Hitti racontait l’histoire de ce pays depuis les temps préhistoriques les plus reculés jusqu’à maintenant (le maintenant d’alors), strate sur strate, prenant en compte chaque période et chaque région, comme l’Israël biblique, la Pétra des Nabathéens. Tout cela participait de l’histoire merveilleusement riche de Sham.
Le livre modifia ma propre perception géographique et culturelle de notre place dans le monde. Même avant la création de l’État d’Israël, je soutenais que nos écoles devraient appliquer cette perception inclusive à l’histoire de la Palestine à travers les âges.

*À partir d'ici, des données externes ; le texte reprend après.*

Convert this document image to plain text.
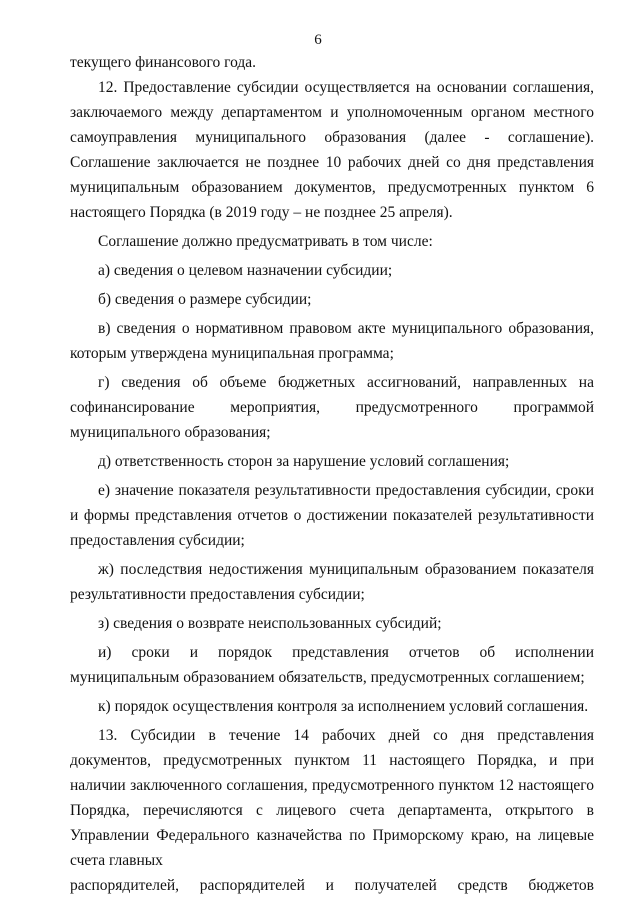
6

текущего финансового года.

12. Предоставление субсидии осуществляется на основании соглашения, заключаемого между департаментом и уполномоченным органом местного самоуправления муниципального образования (далее - соглашение). Соглашение заключается не позднее 10 рабочих дней со дня представления муниципальным образованием документов, предусмотренных пунктом 6 настоящего Порядка (в 2019 году – не позднее 25 апреля).

Соглашение должно предусматривать в том числе:

а) сведения о целевом назначении субсидии;

б) сведения о размере субсидии;

в) сведения о нормативном правовом акте муниципального образования, которым утверждена муниципальная программа;

г) сведения об объеме бюджетных ассигнований, направленных на софинансирование мероприятия, предусмотренного программой муниципального образования;

д) ответственность сторон за нарушение условий соглашения;

е) значение показателя результативности предоставления субсидии, сроки и формы представления отчетов о достижении показателей результативности предоставления субсидии;

ж) последствия недостижения муниципальным образованием показателя результативности предоставления субсидии;

з) сведения о возврате неиспользованных субсидий;

и) сроки и порядок представления отчетов об исполнении муниципальным образованием обязательств, предусмотренных соглашением;

к) порядок осуществления контроля за исполнением условий соглашения.

13. Субсидии в течение 14 рабочих дней со дня представления документов, предусмотренных пунктом 11 настоящего Порядка, и при наличии заключенного соглашения, предусмотренного пунктом 12 настоящего Порядка, перечисляются с лицевого счета департамента, открытого в Управлении Федерального казначейства по Приморскому краю, на лицевые счета главных

распорядителей, распорядителей и получателей средств бюджетов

(Cela aurait fait enrager Hitti qui contestait l’existence d’un pays appelé Palestine. Au cours d’une longue controverse avec Albert Einstein, un sioniste convaincu, Hitti prétendait que cette entité nommée Palestine avait été inventée par les Britanniques pour faire entrer dans l’esprit des gens l’idée que les Juifs la revendiquaient.)
C’EST CHEZ HITTI que j’ai pour la première fois acquis des connaissances sur les nombreux groupes ethno-religieux de la Syrie et du Liban d’aujourd’hui. musulmans sunnites et chiites, druzes, maronites, melkites et beaucoup d’autres confessions chrétiennes anciennes et modernes du Liban ; sunnites, alaouites, Druzes, Kurdes, Assyriens et une douzaine de confessions chrétiennes en Syrie.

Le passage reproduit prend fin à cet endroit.